Es un hecho que Austria dio a las propuestas inglesas la misma respuesta que antes al despacho ruso. A raíz de esta segunda decepción, Rusia y Francia indujeron al pobre lord Malmesbury a proponer a Austria un desarme general como paso previo. En las Tullerías se supuso, naturalmente, que Austria rechazaría de plano semejante propuesta, ya que lleva ventaja en el armamento a todos sus rivales, pero una vez más Bonaparte había hecho cuentas sin el posadero. Austria sabe que Bonaparte no puede desarmar sin desprenderse a la vez de la gravosa carga de la corona imperial. Así pues, Austria accedió a una propuesta que sólo se había hecho para ser rechazada. En las Tullerías cundió gran consternación, y tras veinticuatro horas de reflexión enriquecieron al mundo con el descubrimiento de que «un desarme simultáneo de las grandes potencias no significa otra cosa que el desarme de Austria». Léase si no el siguiente desvergonzado elaborado de La Patrie, periódico directamente inspirado por Napoleón III:

«En todo caso, la propuesta de desarme sólo vale para dos potencias, Austria y el Piamonte: Austria, que ha concentrado sus fuerzas en Italia en una medida sin precedentes, y el Piamonte, que ante el ejército austríaco en Lombardía se ve forzado a responder a las amenazas de guerra con preparativos defensivos. La cuestión del desarme, suscitada por Austria, es una cuestión que debe resolverse en primer lugar; tan pronto como Austria retire su ejército de Italia, el Piamonte no podrá ignorar el ejemplo que así se le da.

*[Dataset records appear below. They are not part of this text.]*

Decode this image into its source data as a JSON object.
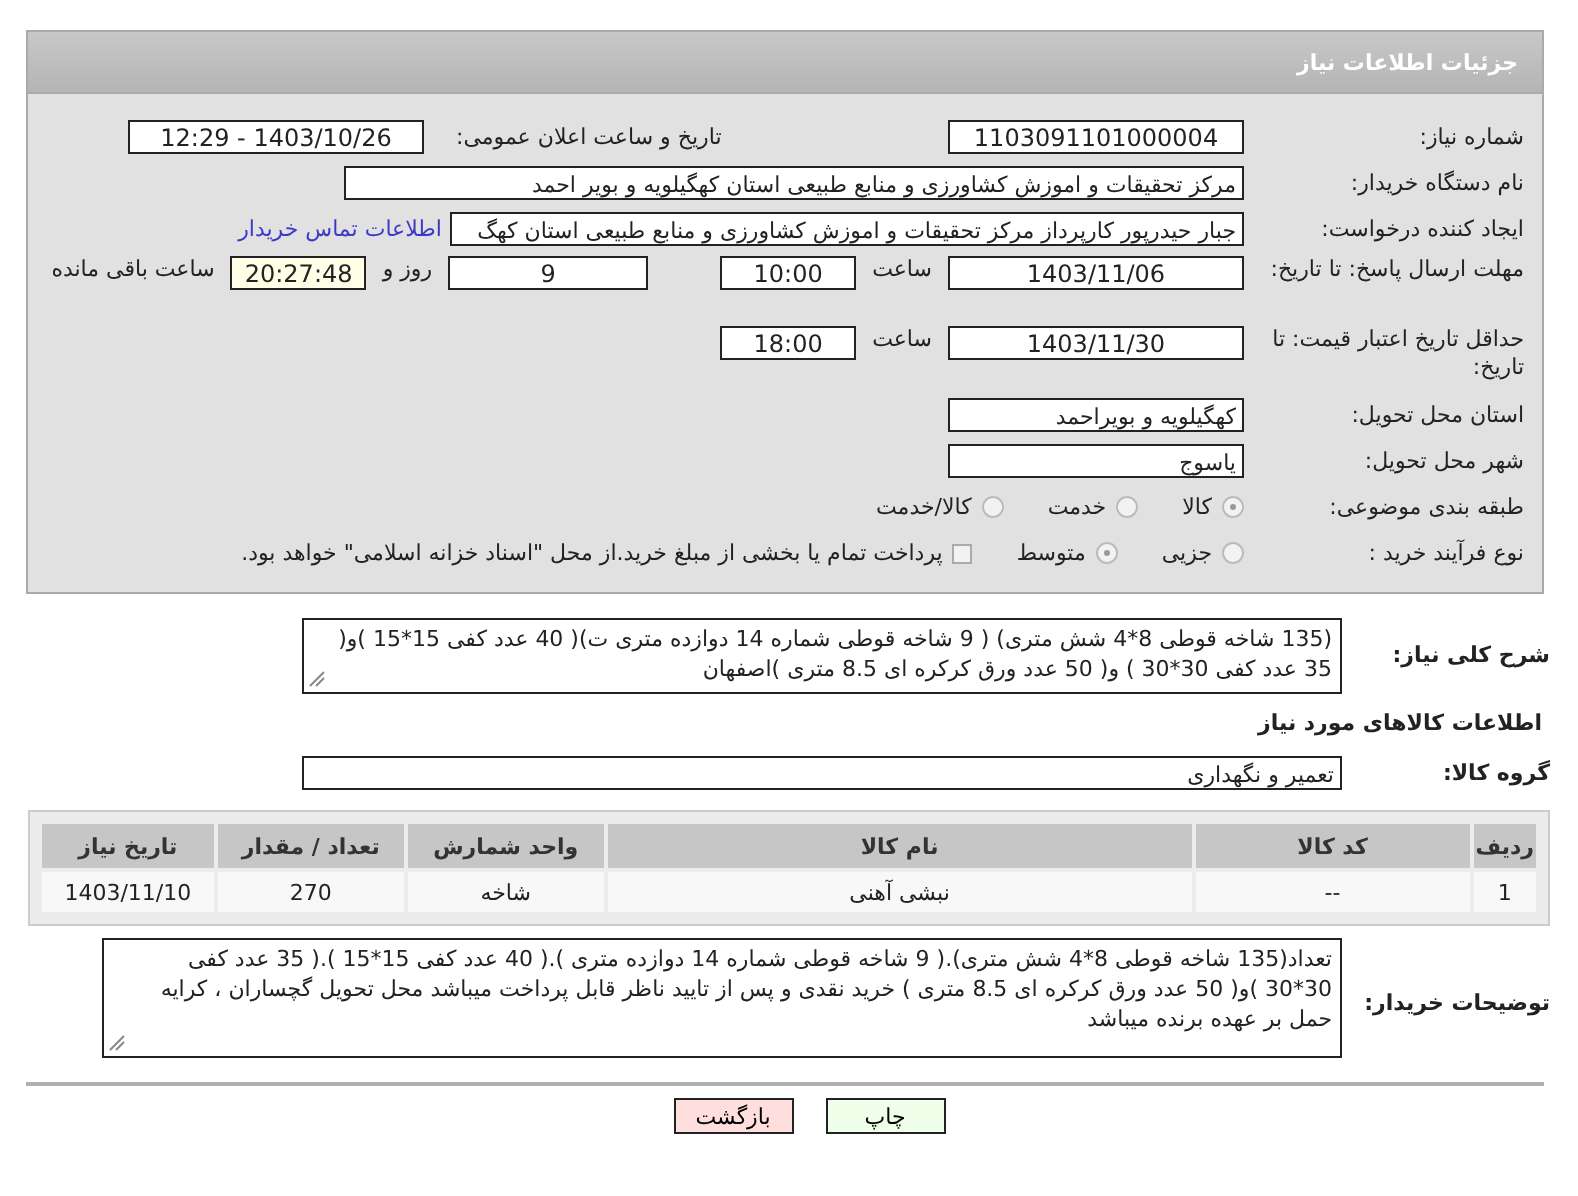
{
  "header": {
    "title": "جزئیات اطلاعات نیاز"
  },
  "need_number": {
    "label": "شماره نیاز:",
    "value": "1103091101000004"
  },
  "announce": {
    "label": "تاریخ و ساعت اعلان عمومی:",
    "value": "1403/10/26 - 12:29"
  },
  "buyer": {
    "label": "نام دستگاه خریدار:",
    "value": "مرکز تحقیقات و اموزش کشاورزی و منابع طبیعی استان کهگیلویه و بویر احمد"
  },
  "creator": {
    "label": "ایجاد کننده درخواست:",
    "value": "جبار حیدرپور کارپرداز مرکز تحقیقات و اموزش کشاورزی و منابع طبیعی استان کهگ",
    "link": "اطلاعات تماس خریدار"
  },
  "deadline": {
    "label": "مهلت ارسال پاسخ: تا تاریخ:",
    "date": "1403/11/06",
    "time_label": "ساعت",
    "time": "10:00",
    "days": "9",
    "days_label": "روز و",
    "remaining": "20:27:48",
    "remaining_label": "ساعت باقی مانده"
  },
  "validity": {
    "label": "حداقل تاریخ اعتبار قیمت: تا تاریخ:",
    "date": "1403/11/30",
    "time_label": "ساعت",
    "time": "18:00"
  },
  "province": {
    "label": "استان محل تحویل:",
    "value": "کهگیلویه و بویراحمد"
  },
  "city": {
    "label": "شهر محل تحویل:",
    "value": "یاسوج"
  },
  "category": {
    "label": "طبقه بندی موضوعی:",
    "options": [
      {
        "label": "کالا",
        "selected": true
      },
      {
        "label": "خدمت",
        "selected": false
      },
      {
        "label": "کالا/خدمت",
        "selected": false
      }
    ]
  },
  "purchase_type": {
    "label": "نوع فرآیند خرید :",
    "options": [
      {
        "label": "جزیی",
        "selected": false
      },
      {
        "label": "متوسط",
        "selected": true
      }
    ],
    "treasury": {
      "label": "پرداخت تمام یا بخشی از مبلغ خرید.از محل \"اسناد خزانه اسلامی\" خواهد بود.",
      "checked": false
    }
  },
  "description": {
    "label": "شرح کلی نیاز:",
    "value": "(135 شاخه قوطی 8*4 شش متری) ( 9 شاخه قوطی شماره 14 دوازده متری ت)( 40 عدد کفی 15*15 )و( 35 عدد کفی 30*30 ) و( 50 عدد ورق کرکره ای 8.5 متری )اصفهان"
  },
  "goods_heading": "اطلاعات کالاهای مورد نیاز",
  "goods_group": {
    "label": "گروه کالا:",
    "value": "تعمیر و نگهداری"
  },
  "table": {
    "columns": [
      "ردیف",
      "کد کالا",
      "نام کالا",
      "واحد شمارش",
      "تعداد / مقدار",
      "تاریخ نیاز"
    ],
    "rows": [
      [
        "1",
        "--",
        "نبشی آهنی",
        "شاخه",
        "270",
        "1403/11/10"
      ]
    ]
  },
  "buyer_notes": {
    "label": "توضیحات خریدار:",
    "value": "تعداد(135 شاخه قوطی 8*4 شش متری).( 9 شاخه قوطی شماره 14 دوازده متری ).( 40 عدد کفی 15*15 ).( 35 عدد کفی 30*30 )و( 50 عدد ورق کرکره ای 8.5 متری ) خرید نقدی و پس از تایید ناظر قابل پرداخت میباشد محل تحویل گچساران ، کرایه حمل بر عهده برنده میباشد"
  },
  "buttons": [
    {
      "label": "چاپ",
      "kind": "print"
    },
    {
      "label": "بازگشت",
      "kind": "back"
    }
  ]
}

En cuanto a Francia, no necesita desarmar (elle n’a pas à désarmer), sencillamente porque no se ha armado por encima de la medida habitual, porque no ha concentrado tropas en sus fronteras y porque ni siquiera quiere hacer uso de su derecho a responder a las amenazas de Austria, amenazas dirigidas contra el Piamonte y contra la paz de Europa. Para Francia no puede plantearse en modo alguno licenciar ni un solo soldado apto para las armas ni devolver un solo cañón más al arsenal. El desarme, para Francia, sólo puede significar el compromiso de no armarse.»

No podemos creer que Austria presente exigencias más amplias; eso haría perder todo valor a la prenda que Austria, sin duda en un ánimo más amistoso (mieux inspirée), quiso dar para la paz de Europa, cuando propuso un desarme en el cual —como bien sabe— ella misma tendría que comenzar.